Low‐Temperature Grown FAPb 0.5 Sn 0.5 I 3 Single Crystals for Sensitive X‐Ray Detectors with Low Dark Current and Detection Limit

Abstract Ion migration is a universal and pending issue that hinders performance and stability of metal halide perovskite (MHP) X‐ray detectors. Lead‐tin (Pb‐Sn) perovskite single crystals hold potential for suppressing ion migration, but they face unideal Sn 2 ⁺ oxidation during crystal growth. Herein, a low‐temperature crystal growth strategy using 2‐methoxyethanol (2ME) as solvent is developed to mitigate oxidation of Sn 2 ⁺ and suppress formation of vacancy traps.
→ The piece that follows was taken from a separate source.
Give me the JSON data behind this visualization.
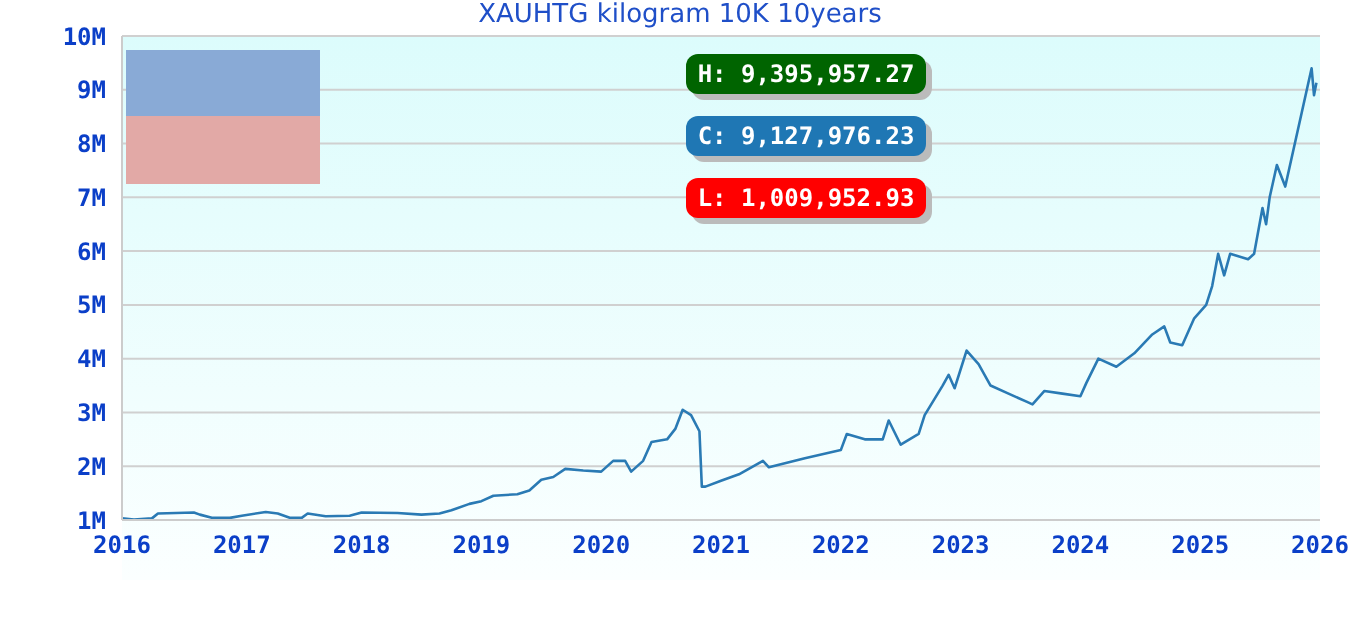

The as‐grown FAPb 0.5 Sn 0.5 I 3 (FA = CH(NH 2 ) 2 + ) single crystals exhibit a high ion migration activation energy ( E a ) of 0.95 eV, which is distinctly larger than those of lead‐based perovskite crystals. As a result, the detectors exhibit a low dark current density of 0.75 nA cm −2 and small drift 4.2 × 10 −7 nA cm −1 s −1 V −1 as well as low detection limit of 0.81 nGy air s −1 , outperforming those of lead perovskite detectors. Besides, the FAPb 0.5 Sn 0.5 I 3 crystals possess high carrier mobility‐lifetime ( µτ ) product of 2.7 × 10 −3 cm 2 V −1 , resulting in self‐powered X‐ray detectors with high sensitivity of 8.1 × 10 3 µC Gy air −1 cm −2 under 0 V bias. This work reports X‐ray detectors based on Pb‐Sn single crystals for the first time and shows their potential for inhibiting ion migration and dark current without sacrificing device sensitivity, which may promote stable and low‐dose X‐ray detection.